This entire discussion is interesting for me because I see in it an example of how people can sometimes overlook the most basic requirement of scientific procedure when promulgating a particular idea which they are convinced is right.
When examining the effect of one specific change in any system, such as a change in the focal length of lens used to take a photograph, one should try to avoid simultaneously making other changes within the system, otherwise the consequences of the one change which is being examined
may be confused by the effects of the other changes.
This is clearly what has happened in these discussion about perspective and focal length of lens.
If one wishes to be rational, logical and scientific about an issue, which is what I've attempted to be in these discussions, then, when comparing two images taken with different focal lengths of lens in order to determine if there is any difference in perspective apparent in the resulting images, one should make only the one change
that one is examining.
That change in this case should be the change in FL of lens, because that's what we are examining.
The position of the photographer should remain the same. The camera body should remain the same. The lighting conditions should remain the same. The f/stop and shutter speed should remain the same. The processing, as far as reasonable, should remain the same. The final print size should remain the same, and the viewing distance to the final image or print should remain the same.

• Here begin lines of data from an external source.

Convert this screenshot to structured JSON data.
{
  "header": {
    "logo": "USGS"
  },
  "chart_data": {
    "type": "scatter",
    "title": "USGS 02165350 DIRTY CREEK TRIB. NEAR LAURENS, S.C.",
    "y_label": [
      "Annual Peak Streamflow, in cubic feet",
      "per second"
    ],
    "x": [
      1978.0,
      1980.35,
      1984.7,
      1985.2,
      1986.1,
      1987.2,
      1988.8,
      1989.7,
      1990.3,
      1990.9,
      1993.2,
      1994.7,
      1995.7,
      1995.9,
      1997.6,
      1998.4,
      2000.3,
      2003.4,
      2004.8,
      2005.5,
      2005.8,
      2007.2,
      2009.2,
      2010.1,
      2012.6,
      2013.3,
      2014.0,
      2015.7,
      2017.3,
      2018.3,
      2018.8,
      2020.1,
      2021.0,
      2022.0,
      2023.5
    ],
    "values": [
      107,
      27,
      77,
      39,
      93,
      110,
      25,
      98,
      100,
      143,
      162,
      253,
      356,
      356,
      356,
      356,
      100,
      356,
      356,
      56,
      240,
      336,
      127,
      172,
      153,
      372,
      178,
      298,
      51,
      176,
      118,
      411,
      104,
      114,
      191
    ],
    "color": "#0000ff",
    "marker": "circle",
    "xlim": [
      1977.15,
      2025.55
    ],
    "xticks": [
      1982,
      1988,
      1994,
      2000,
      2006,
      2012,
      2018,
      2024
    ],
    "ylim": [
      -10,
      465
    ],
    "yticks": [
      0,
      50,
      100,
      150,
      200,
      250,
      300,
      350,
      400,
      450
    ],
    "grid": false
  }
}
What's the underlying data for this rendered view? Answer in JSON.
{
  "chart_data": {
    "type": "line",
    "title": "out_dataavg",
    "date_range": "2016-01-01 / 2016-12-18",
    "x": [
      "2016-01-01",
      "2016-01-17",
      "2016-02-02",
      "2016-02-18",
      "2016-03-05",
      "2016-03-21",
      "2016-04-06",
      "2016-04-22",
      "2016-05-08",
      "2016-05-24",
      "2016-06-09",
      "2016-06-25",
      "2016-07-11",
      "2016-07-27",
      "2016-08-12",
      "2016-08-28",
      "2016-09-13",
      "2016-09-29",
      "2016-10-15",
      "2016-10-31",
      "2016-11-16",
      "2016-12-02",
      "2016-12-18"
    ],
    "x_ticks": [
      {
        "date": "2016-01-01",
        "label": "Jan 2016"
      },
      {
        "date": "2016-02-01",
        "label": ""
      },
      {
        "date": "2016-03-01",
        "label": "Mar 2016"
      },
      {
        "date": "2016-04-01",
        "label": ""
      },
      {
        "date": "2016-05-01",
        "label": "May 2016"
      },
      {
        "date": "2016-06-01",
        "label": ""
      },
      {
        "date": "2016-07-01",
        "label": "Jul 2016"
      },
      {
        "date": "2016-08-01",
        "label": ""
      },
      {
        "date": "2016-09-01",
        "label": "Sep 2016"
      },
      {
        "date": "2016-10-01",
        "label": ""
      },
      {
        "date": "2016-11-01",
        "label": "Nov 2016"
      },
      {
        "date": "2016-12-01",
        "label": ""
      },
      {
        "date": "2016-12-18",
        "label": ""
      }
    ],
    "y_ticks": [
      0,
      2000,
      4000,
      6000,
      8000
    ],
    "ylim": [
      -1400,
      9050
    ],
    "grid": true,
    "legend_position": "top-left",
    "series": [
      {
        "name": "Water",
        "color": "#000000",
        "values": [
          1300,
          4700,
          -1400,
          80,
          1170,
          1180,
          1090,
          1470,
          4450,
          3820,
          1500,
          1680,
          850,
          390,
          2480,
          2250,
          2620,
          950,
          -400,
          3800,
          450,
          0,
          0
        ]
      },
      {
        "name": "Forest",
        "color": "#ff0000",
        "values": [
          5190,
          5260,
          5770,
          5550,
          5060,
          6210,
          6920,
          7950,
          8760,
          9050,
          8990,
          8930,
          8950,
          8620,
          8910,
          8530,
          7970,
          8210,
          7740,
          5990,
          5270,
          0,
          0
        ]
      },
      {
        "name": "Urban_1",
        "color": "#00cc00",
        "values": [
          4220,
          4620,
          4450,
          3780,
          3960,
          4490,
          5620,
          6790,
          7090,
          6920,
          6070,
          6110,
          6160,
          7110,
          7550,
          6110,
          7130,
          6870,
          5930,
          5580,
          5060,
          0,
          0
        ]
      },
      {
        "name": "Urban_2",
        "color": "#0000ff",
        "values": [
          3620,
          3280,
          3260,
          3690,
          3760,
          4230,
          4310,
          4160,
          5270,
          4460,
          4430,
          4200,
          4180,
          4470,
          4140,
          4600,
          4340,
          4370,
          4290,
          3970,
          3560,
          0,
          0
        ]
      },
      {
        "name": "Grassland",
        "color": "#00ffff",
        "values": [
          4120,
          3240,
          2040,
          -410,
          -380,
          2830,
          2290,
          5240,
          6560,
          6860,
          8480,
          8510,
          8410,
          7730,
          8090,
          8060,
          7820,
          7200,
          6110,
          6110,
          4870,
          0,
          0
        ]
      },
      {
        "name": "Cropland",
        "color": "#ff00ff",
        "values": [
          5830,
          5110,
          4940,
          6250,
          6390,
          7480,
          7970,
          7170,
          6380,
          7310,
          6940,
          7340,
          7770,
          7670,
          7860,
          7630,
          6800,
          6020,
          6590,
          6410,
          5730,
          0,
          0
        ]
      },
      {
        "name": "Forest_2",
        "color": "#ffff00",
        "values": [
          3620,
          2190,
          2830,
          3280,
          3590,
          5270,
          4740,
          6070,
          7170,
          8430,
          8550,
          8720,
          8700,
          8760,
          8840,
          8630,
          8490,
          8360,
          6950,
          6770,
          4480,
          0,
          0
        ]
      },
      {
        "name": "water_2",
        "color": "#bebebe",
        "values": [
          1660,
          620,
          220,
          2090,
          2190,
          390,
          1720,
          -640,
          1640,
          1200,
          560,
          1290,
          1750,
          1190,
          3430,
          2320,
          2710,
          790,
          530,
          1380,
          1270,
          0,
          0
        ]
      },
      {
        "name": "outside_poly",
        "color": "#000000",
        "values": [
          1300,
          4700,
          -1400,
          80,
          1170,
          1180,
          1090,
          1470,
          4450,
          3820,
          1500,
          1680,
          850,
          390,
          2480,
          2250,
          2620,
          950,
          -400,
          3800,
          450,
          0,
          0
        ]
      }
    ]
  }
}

Having met these conditions, we are then in a position to see clearly what changes in perspective may have resulted from the use of different focal lengths of lenses. Or to be more precise, what changes in 'apparent'
perspective may have taken place, because it should be understood that everything about a photograph is apparent
. I'm reminded here of that anecdote about Pablo Picasso. When he was confronted by some bloke who criticised his paintings of women, claiming that they were distorted and unrealistic, unlike a photograph, Picasso asked the bloke if he had a photograph of his wife to demonstrate what he meant. The bloke pulled out a photo of his wife from his wallet. Picasso studied the photo for a while, then asked, "Surely your wife is not this small?"
Because this issue is not serious and not likely to affect anyone's health, I find it very amusing that someone would crop the wider angle shot to the same FoV as the narrower angle shot when making the comparison, or attempt to produce different size prints and/or view them from different distances in order to compensate or correct for any apparent
changes in perspective, then claim that there is really no change in perspective.
Do some people really not understand that this is tantamount to scientific fraud, destroying and/or manipulating evidence?
If one wishes to demonstrate that an image from a wider focal length of lens when cropped to the same FoV as an image from a narrower focal length, will result in the same perspective, when the shots are taken from the same position, then one clearly must crop the wider image because that's the purpose of the experiment.
The conclusions that can be drawn from such an experiment is that focal length of lens in itself
does not necessarily
have any bearing on perspective. What is critical is that the 'equivalent
' focal lengths be the same in order for perspective to be the same, and what is also demonstrated is that a wider-angle shot can always be cropped to produce the same equivalent
focal length of a narrower-angle shot. If the equivalent focal length is the same, and if the position from which the shots are taken is the same, then the perspective will be the same, excluding such issues as differences in lens distortions.
However, when photographers select a wider lens for a particular shot, it is usually not
for the purpose of cropping the image to emulate the effect of a narrower lens, with consequent loss of resolution. It is usually for the purpose of including additional elements
in the composition. At least, that's why I
select a wide lens for any particular shot.
The inclusion of other elements in the image, such as large features in the foreground, by necessity
diminishes the size of the more distant objects within the photographic composition, and the perspective of those more distant objects, in relation to the additional elements that the wider-angle lens has included in the composition, has unavoidably changed
Thus endeth the lesson in clear thinking.